Winter olympics in south korea: north korea will participate.

The IOC celebrates itself and the Olympic spirit. North Korea is sending 22 athletes to Pyeongchang. In women’s ice hockey, the two Koreas are even forming a team.

A long way for a short trip to the neighbor: ice skaters Ryom Tae Ok and Kim Ju Sik Photo: imago/Newspix24

North Korea will be represented by 22 athletes at the Winter Olympics in South Korea. Twenty days before the opening ceremony in Pyeongchang on Feb. 9, IOC chief Thomas Bach announced North Korea’s final participation on Saturday after a meeting with representatives from both countries in Lausanne. "Today is a great day because the Olympic spirit has brought both sides together," the German said. "It has been a difficult journey."
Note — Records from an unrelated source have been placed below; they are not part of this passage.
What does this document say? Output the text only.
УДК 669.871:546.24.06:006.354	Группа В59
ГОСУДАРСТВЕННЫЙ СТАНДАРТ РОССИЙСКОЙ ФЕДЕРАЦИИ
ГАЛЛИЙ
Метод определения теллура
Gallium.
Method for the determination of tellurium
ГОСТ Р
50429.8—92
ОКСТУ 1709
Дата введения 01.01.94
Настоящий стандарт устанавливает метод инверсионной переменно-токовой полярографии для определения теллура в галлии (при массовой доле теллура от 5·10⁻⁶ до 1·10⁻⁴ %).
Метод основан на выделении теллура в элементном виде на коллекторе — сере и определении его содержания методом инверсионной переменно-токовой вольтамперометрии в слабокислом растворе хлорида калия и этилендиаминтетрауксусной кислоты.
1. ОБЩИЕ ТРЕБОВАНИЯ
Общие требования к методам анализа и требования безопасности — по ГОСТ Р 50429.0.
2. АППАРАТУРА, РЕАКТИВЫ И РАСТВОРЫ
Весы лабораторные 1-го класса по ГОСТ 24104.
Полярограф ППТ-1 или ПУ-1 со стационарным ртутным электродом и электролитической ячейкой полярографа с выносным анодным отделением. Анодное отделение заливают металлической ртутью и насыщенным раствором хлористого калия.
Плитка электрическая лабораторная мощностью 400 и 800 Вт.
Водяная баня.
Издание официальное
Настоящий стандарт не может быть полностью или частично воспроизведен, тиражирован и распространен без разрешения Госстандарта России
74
At the opening ceremony, delegations from both countries will enter the stadium under the name of Korea and carrying the "unification flag." "This will be an emotional moment not only for Korea but for the whole world," Bach said. In the past, North and South Korean athletes had already appeared together and with the neutral flag at Olympic opening ceremonies such as those in Sydney in 2000, Athens in 2004 and Turin in 2006. The flag shows the Korean peninsula in blue against a white background.

The athletes from the communist north of the Korean peninsula will compete in five disciplines. Among them, for the first time, is a women’s ice hockey team formed jointly with South Korea. It is the first time the two Korean nations have fielded a joint team in a sport at the Olympics. "This team is a great symbol of the unifying power of Olympic sports," the IOC president said.

North Koreans will also compete in figure skating, short track, alpine skiing and cross-country skiing. They will be accompanied by 24 coaches and officials. Pair skaters Ryom Tae Ok and Kim Ju Sik had been the only North Koreans to qualify for Pyeongchang athletically, but failed to register in time.

North Korean strongman Kim Jong Un had offered in his New Year’s address in early January to send a delegation to Western-leaning South Korea. The latest signals of rapprochement between the two Koreas recently significantly reduced fears of an escalation of the dispute over North Korea’s nuclear program shortly before the start of the Winter Games. The situation had come to a head last year after numerous missile tests by North Korea.

Pair skaters Ryom Tae Ok and Kim Ju Sik had been the only North Koreans to qualify athletically for Pyeongchang, but failed to register in time

North Korea was last represented by athletes at the Winter Games in Vancouver in 2010. In total, winter athletes from this isolated country have won only two Olympic medals in eight participations. The last one so far was won by short tracker Hwang Ok-sil in 1992, when she took bronze in Albertville.

Immediately before the meeting in Lausanne there had been irritations between the two countries. After reaching an agreement with South Korea on the performance of a North Korean music group during the Winter Olympics, North Korea had announced the visit of an advance delegation to Pyeongchang for Saturday, but then surprisingly canceled it. Now, however, the delegation of seven members is scheduled to arrive Sunday by land across the heavily guarded inter-Korean border. This was announced by the Unification Ministry in Seoul. The North’s proposal for the two-day visit had been accepted.